John Adams and Benjamin Franklin said much the same thing.

Humans aren't naturally virtuous, but we can be made better than we start out, if we're given decent educations that include decent civics--and more so than a whole semester buried in the middle of the junior high years.

That puts a premium on Conservatives reclaiming our education system, not just K-12, but well pre-K-16 or -18. And emphasizing more the community colleges and trade schools. Of course, the pre-K years belong to the parents, and the rest of the years belong to the parents' strong input and influence--but that takes better educated parents.

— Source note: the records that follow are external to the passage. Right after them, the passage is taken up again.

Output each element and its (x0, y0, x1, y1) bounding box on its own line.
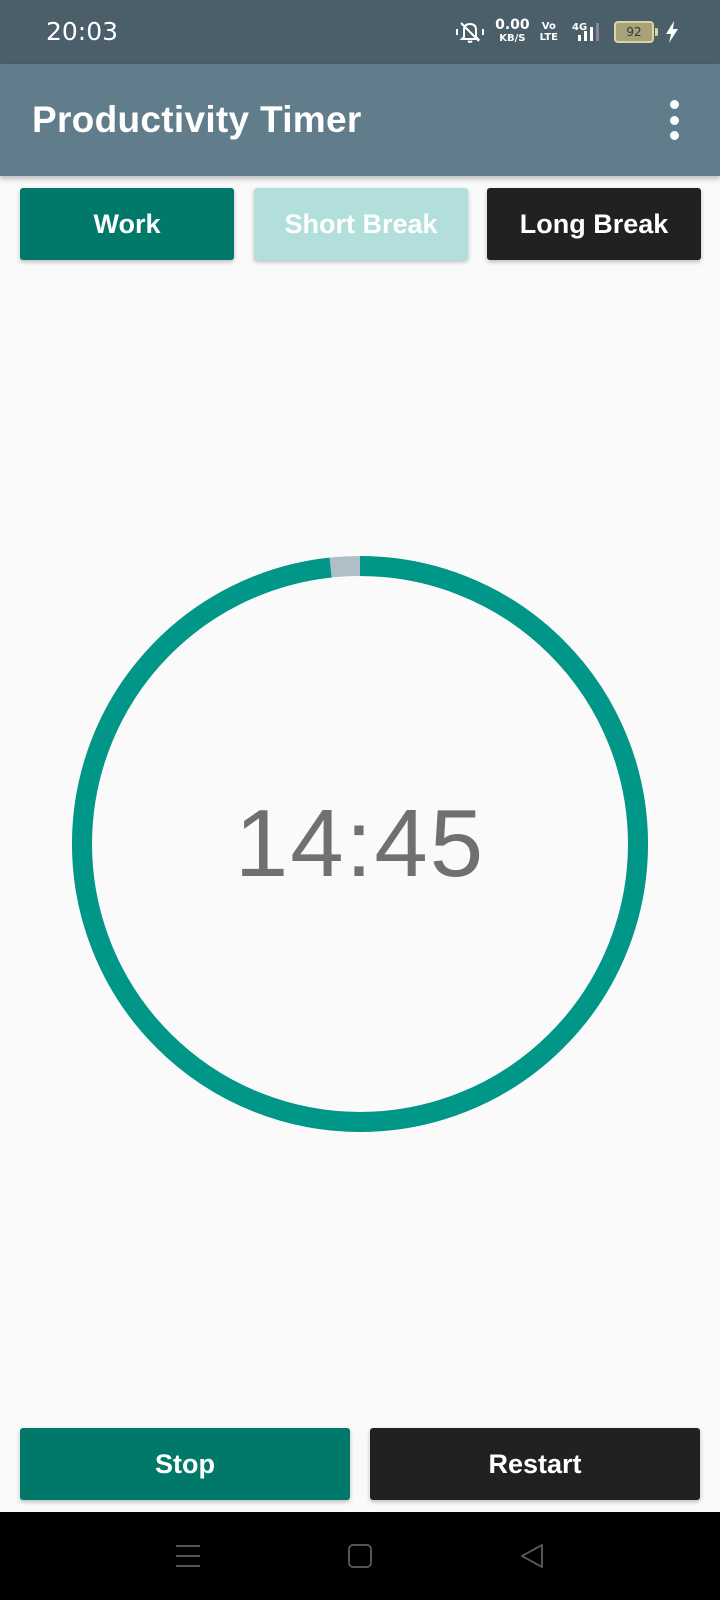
long-break-button[interactable]: Long Break (487, 188, 701, 260)
volte-bottom: LTE (539, 32, 558, 43)
network-speed-unit: KB/S (499, 33, 526, 44)
menu-dot (669, 100, 679, 109)
menu-dot (669, 115, 679, 125)
status-time: 20:03 (46, 17, 119, 46)
battery-indicator: 92 (614, 21, 658, 43)
app-screen: 20:03 0.00 KB/S Vo LTE 4G 92 Productivit… (0, 0, 720, 1600)
app-title: Productivity Timer (32, 99, 362, 140)
volte-top: Vo (541, 21, 556, 32)
menu-dot (669, 131, 679, 140)
back-icon[interactable] (512, 1536, 552, 1576)
status-icons: 0.00 KB/S Vo LTE 4G 92 (455, 16, 680, 48)
home-icon[interactable] (340, 1536, 380, 1576)
volte-indicator: Vo LTE (540, 21, 558, 43)
signal-4g-icon: 4G (572, 22, 599, 41)
recent-apps-icon[interactable] (168, 1536, 208, 1576)
timer-display: 14:45 (234, 790, 486, 897)
charging-bolt-icon (666, 21, 678, 43)
timer-ring: 14:45 (72, 556, 648, 1132)
more-vert-icon[interactable] (666, 100, 682, 140)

This is a generational struggle, but a necessary one: no nation survives with and educational system that's more indoctrination than teaching thinking, STEM--and budgeting, finance, and economics--and civics.

Eric Hines

Assistant Village Idiot said...

This came up for discussion in the family over the last year. I don't know if I posted on it. My impression is that they called themselves libertarian but are more like anarchists.

Texan99 said...

More like childish than anything else; they thought they could eliminate government without picking up the slack themselves. They couldn't quite get over the belief that someone else was going to make things safe and provide for them. They also didn't try very hard to think through what could and should be done by voluntary associations.